Shashi reached up and ran her gloved hand along the dusty shelf. Her hand stopped at an unexpected undulation. She held and tugged at what felt like a flat block. It came off in her hand with a whiff of dust. It was an old book, covered neatly in a newspaper which had worn off at all edges. She wiped it with the cloth in her hand and opened the cover gingerly-
And scribbled on the bottom right was her father’s name with a date-
Dr. Rustom Khouri
17th May, 1966
This book was a year older than she was. Surprised, she turned around a leaf. She never took her father to be a reader of a book like Wuthering Heights. She recalled him as a voracious reader, but only of newspapers and editorials. If he had been a connoisseur of such dramatic fiction, he had definitely done a great job of hiding it from her. Though he had never stopped her from reading whatever she wanted, he had on several occasions asked her almost confoundedly what drew her to ‘these melancholy stories’. But she had never had a convincing answer for him, just that she loved reading them since she could remember. He would smile and walk away.
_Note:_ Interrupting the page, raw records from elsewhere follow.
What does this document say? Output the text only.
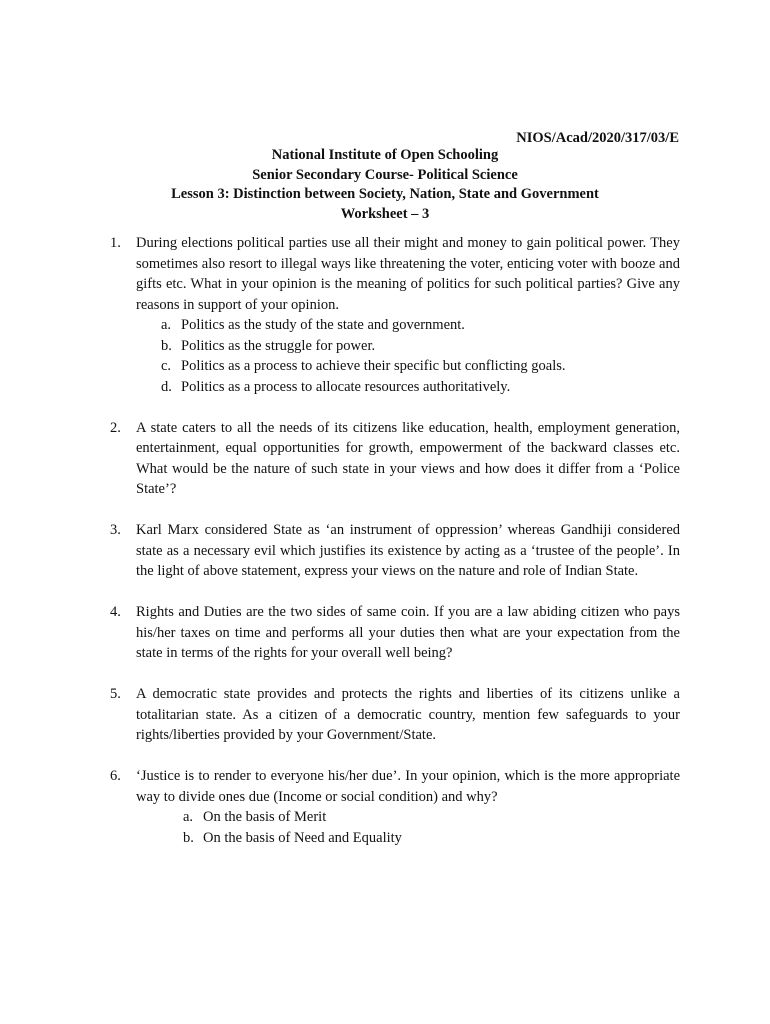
NIOS/Acad/2020/317/03/E
National Institute of Open Schooling
Senior Secondary Course- Political Science
Lesson 3: Distinction between Society, Nation, State and Government
Worksheet – 3
1.	During elections political parties use all their might and money to gain political power. They sometimes also resort to illegal ways like threatening the voter, enticing voter with booze and gifts etc. What in your opinion is the meaning of politics for such political parties? Give any reasons in support of your opinion.
a. Politics as the study of the state and government.
b. Politics as the struggle for power.
c. Politics as a process to achieve their specific but conflicting goals.
d. Politics as a process to allocate resources authoritatively.
2.	A state caters to all the needs of its citizens like education, health, employment generation, entertainment, equal opportunities for growth, empowerment of the backward classes etc. What would be the nature of such state in your views and how does it differ from a ‘Police State’?
3.	Karl Marx considered State as ‘an instrument of oppression’ whereas Gandhiji considered state as a necessary evil which justifies its existence by acting as a ‘trustee of the people’. In the light of above statement, express your views on the nature and role of Indian State.
4.	Rights and Duties are the two sides of same coin. If you are a law abiding citizen who pays his/her taxes on time and performs all your duties then what are your expectation from the state in terms of the rights for your overall well being?
5.	A democratic state provides and protects the rights and liberties of its citizens unlike a totalitarian state. As a citizen of a democratic country, mention few safeguards to your rights/liberties provided by your Government/State.
6.	‘Justice is to render to everyone his/her due’. In your opinion, which is the more appropriate way to divide ones due (Income or social condition) and why?
a. On the basis of Merit
b. On the basis of Need and Equality
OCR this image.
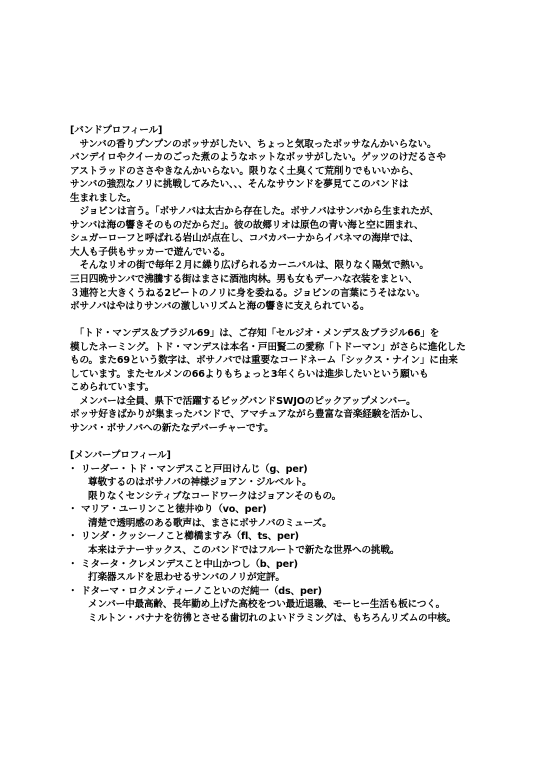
[バンドプロフィール]
　サンバの香りプンプンのボッサがしたい、ちょっと気取ったボッサなんかいらない。
パンデイロやクイーカのごった煮のようなホットなボッサがしたい。ゲッツのけだるさや
アストラッドのささやきなんかいらない。限りなく土臭くて荒削りでもいいから、
サンバの強烈なノリに挑戦してみたい、、、そんなサウンドを夢見てこのバンドは
生まれました。
　ジョビンは言う。「ボサノバは太古から存在した。ボサノバはサンバから生まれたが、
サンバは海の響きそのものだからだ」。彼の故郷リオは原色の青い海と空に囲まれ、
シュガーローフと呼ばれる岩山が点在し、コパカバーナからイパネマの海岸では、
大人も子供もサッカーで遊んでいる。
　そんなリオの街で毎年２月に繰り広げられるカーニバルは、限りなく陽気で熱い。
三日四晩サンバで沸騰する街はまさに酒池肉林。男も女もデーハな衣装をまとい、
３連符と大きくうねる2ビートのノリに身を委ねる。ジョビンの言葉にうそはない。
ボサノバはやはりサンバの激しいリズムと海の響きに支えられている。
　「トド・マンデス＆ブラジル69」は、ご存知「セルジオ・メンデス＆ブラジル66」を
模したネーミング。トド・マンデスは本名・戸田賢二の愛称「トドーマン」がさらに進化した
もの。また69という数字は、ボサノバでは重要なコードネーム「シックス・ナイン」に由来
しています。またセルメンの66よりもちょっと3年くらいは進歩したいという願いも
こめられています。
　メンバーは全員、県下で活躍するビッグバンドSWJOのピックアップメンバー。
ボッサ好きばかりが集まったバンドで、アマチュアながら豊富な音楽経験を活かし、
サンバ・ボサノバへの新たなデパーチャーです。
[メンバープロフィール]
・ リーダー・トド・マンデスこと戸田けんじ（g、per)
尊敬するのはボサノバの神様ジョアン・ジルベルト。
限りなくセンシティブなコードワークはジョアンそのもの。
・ マリア・ユーリンこと徳井ゆり（vo、per)
清楚で透明感のある歌声は、まさにボサノバのミューズ。
・ リンダ・クッシーノこと櫛橋ますみ（fl、ts、per)
本来はテナーサックス、このバンドではフルートで新たな世界への挑戦。
・ ミタータ・クレメンデスこと中山かつし（b、per)
打楽器スルドを思わせるサンバのノリが定評。
・ ドターマ・ロクメンティーノこといのだ純一（ds、per)
メンバー中最高齢、長年勤め上げた高校をつい最近退職、モーヒー生活も板につく。
ミルトン・バナナを彷彿とさせる歯切れのよいドラミングは、もちろんリズムの中核。
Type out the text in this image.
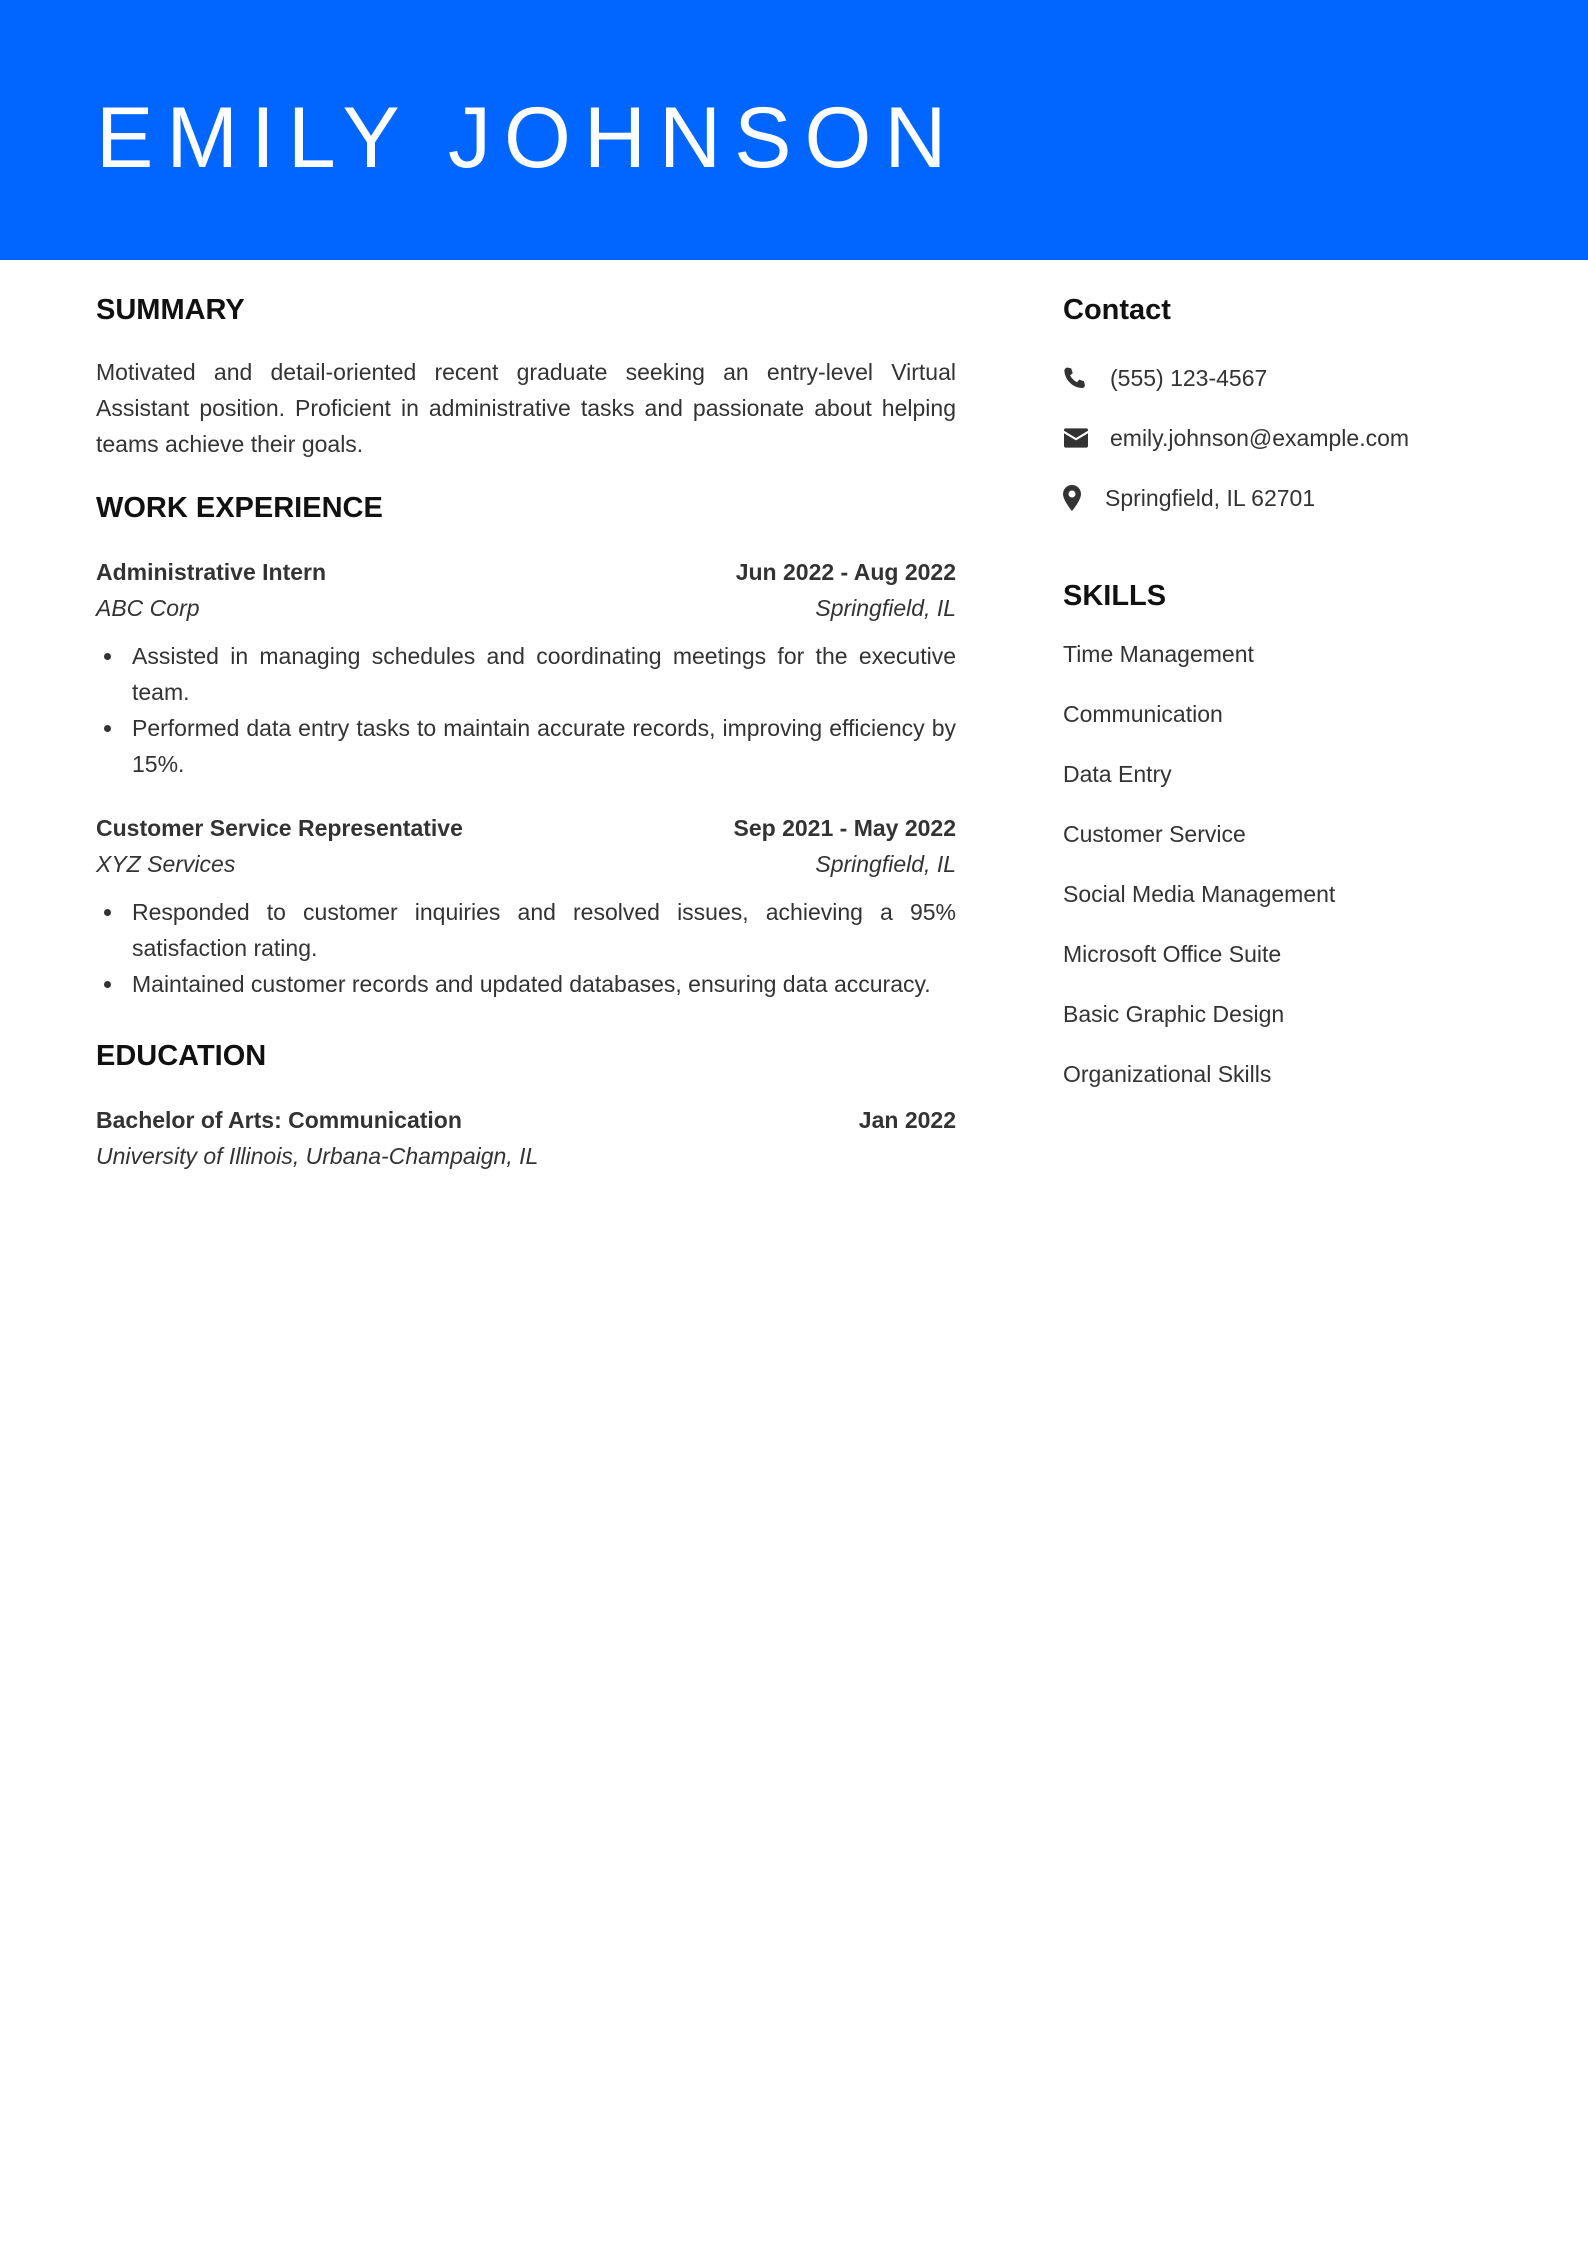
EMILY JOHNSON
SUMMARY

Motivated and detail-oriented recent graduate seeking an entry-level Virtual Assistant position. Proficient in administrative tasks and passionate about helping teams achieve their goals.

WORK EXPERIENCE
Administrative Intern	Jun 2022 - Aug 2022
ABC Corp	Springfield, IL
Assisted in managing schedules and coordinating meetings for the executive team.
Performed data entry tasks to maintain accurate records, improving efficiency by 15%.
Customer Service Representative	Sep 2021 - May 2022
XYZ Services	Springfield, IL
Responded to customer inquiries and resolved issues, achieving a 95% satisfaction rating.
Maintained customer records and updated databases, ensuring data accuracy.
EDUCATION
Bachelor of Arts: Communication	Jan 2022
University of Illinois, Urbana-Champaign, IL
Contact
(555) 123-4567
emily.johnson@example.com
Springfield, IL 62701
SKILLS
Time Management
Communication
Data Entry
Customer Service
Social Media Management
Microsoft Office Suite
Basic Graphic Design
Organizational Skills
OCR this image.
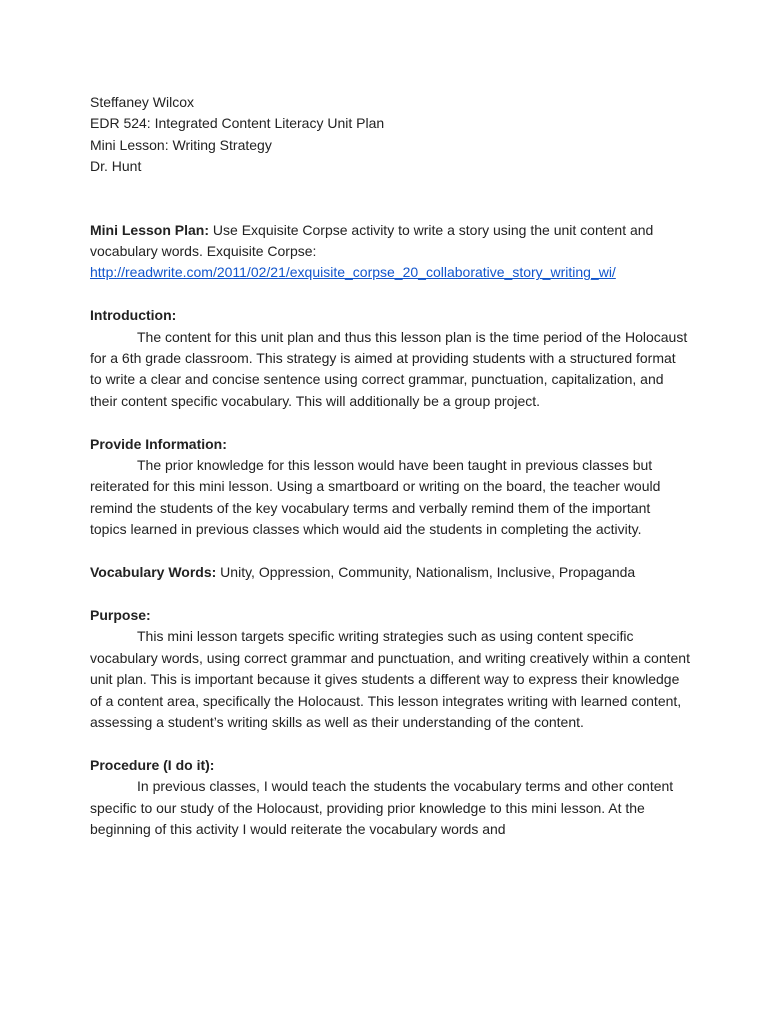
Steffaney Wilcox
EDR 524: Integrated Content Literacy Unit Plan
Mini Lesson: Writing Strategy
Dr. Hunt

Mini Lesson Plan: Use Exquisite Corpse activity to write a story using the unit content and vocabulary words. Exquisite Corpse:
http://readwrite.com/2011/02/21/exquisite_corpse_20_collaborative_story_writing_wi/

Introduction:

The content for this unit plan and thus this lesson plan is the time period of the Holocaust for a 6th grade classroom. This strategy is aimed at providing students with a structured format to write a clear and concise sentence using correct grammar, punctuation, capitalization, and their content specific vocabulary. This will additionally be a group project.

Provide Information:

The prior knowledge for this lesson would have been taught in previous classes but reiterated for this mini lesson. Using a smartboard or writing on the board, the teacher would remind the students of the key vocabulary terms and verbally remind them of the important topics learned in previous classes which would aid the students in completing the activity.

Vocabulary Words: Unity, Oppression, Community, Nationalism, Inclusive, Propaganda

Purpose:

This mini lesson targets specific writing strategies such as using content specific vocabulary words, using correct grammar and punctuation, and writing creatively within a content unit plan. This is important because it gives students a different way to express their knowledge of a content area, specifically the Holocaust. This lesson integrates writing with learned content, assessing a student’s writing skills as well as their understanding of the content.

Procedure (I do it):

In previous classes, I would teach the students the vocabulary terms and other content specific to our study of the Holocaust, providing prior knowledge to this mini lesson. At the beginning of this activity I would reiterate the vocabulary words and
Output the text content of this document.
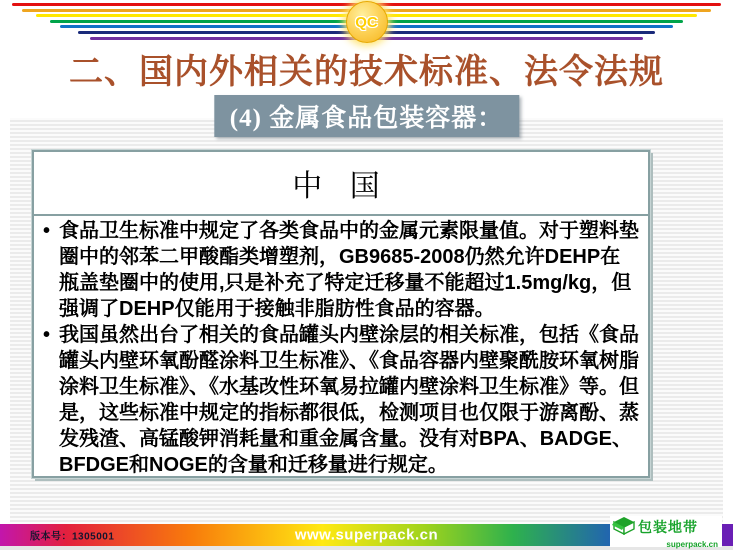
QC
二、国内外相关的技术标准、法令法规
(4) 金属食品包装容器：
中 国
• 食品卫生标准中规定了各类食品中的金属元素限量值。对于塑料垫圈中的邻苯二甲酸酯类增塑剂，GB9685-2008仍然允许DEHP在瓶盖垫圈中的使用,只是补充了特定迁移量不能超过1.5mg/kg，但强调了DEHP仅能用于接触非脂肪性食品的容器。
• 我国虽然出台了相关的食品罐头内壁涂层的相关标准，包括《食品罐头内壁环氧酚醛涂料卫生标准》、《食品容器内壁聚酰胺环氧树脂涂料卫生标准》、《水基改性环氧易拉罐内壁涂料卫生标准》等。但是，这些标准中规定的指标都很低，检测项目也仅限于游离酚、蒸发残渣、高锰酸钾消耗量和重金属含量。没有对BPA、BADGE、BFDGE和NOGE的含量和迁移量进行规定。
版本号：1305001	www.superpack.cn	包装地带
superpack.cn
She took off her glove and turned another page carefully, with affection, running her hand across the yellowed paper. He had passed away quietly in his sleep three years ago, just a year after her mother died of a long sickness. While she had always been close to her mother, it was her father’s death that had been especially hard on her. He had died almost suddenly, leaving her unprepared and alone. It had taken her almost a year to make her peace with his absence.
Just as she turned another page, she saw a photograph tucked in its pages. It was a black and white picture. Dr. Rustom smiled brightly sitting on a Royal Enfield bike. He had one arm around a pretty young woman standing next to him, who also beamed at the photographer. What was stunning was the resemblance the young woman had with herself. She was the exact carbon copy of the woman in the photograph. What did it mean? Who was she? Was she…
Shashi stood still, the photograph in one hand and the book in the other, and stared out of the window. Thoughts raced through her mind like a whirlwind. What should she do about this? Who should she ask? Should she go out there and find her? Was she even still alive? Why didn’t dad ever tell her? Did mom know?… A million questions took hold of her. Surely, there was something she must do now…
The people she could confront were gone and with them, the answers she wanted. She was too old to rewind through her life with the new information. She was too rigid to change the truths she had believed all along. And so…
She looked back at the photograph for a long instant, tucked it back in the pages of the book and closed the book. Then she walked slowly over to the shelf, reached up and slid it towards the back of the tall shelf. She wore her glove and started wiping the dust off the cupboard next to it as if she had never found it. For another day, or perhaps for someone else, she decided.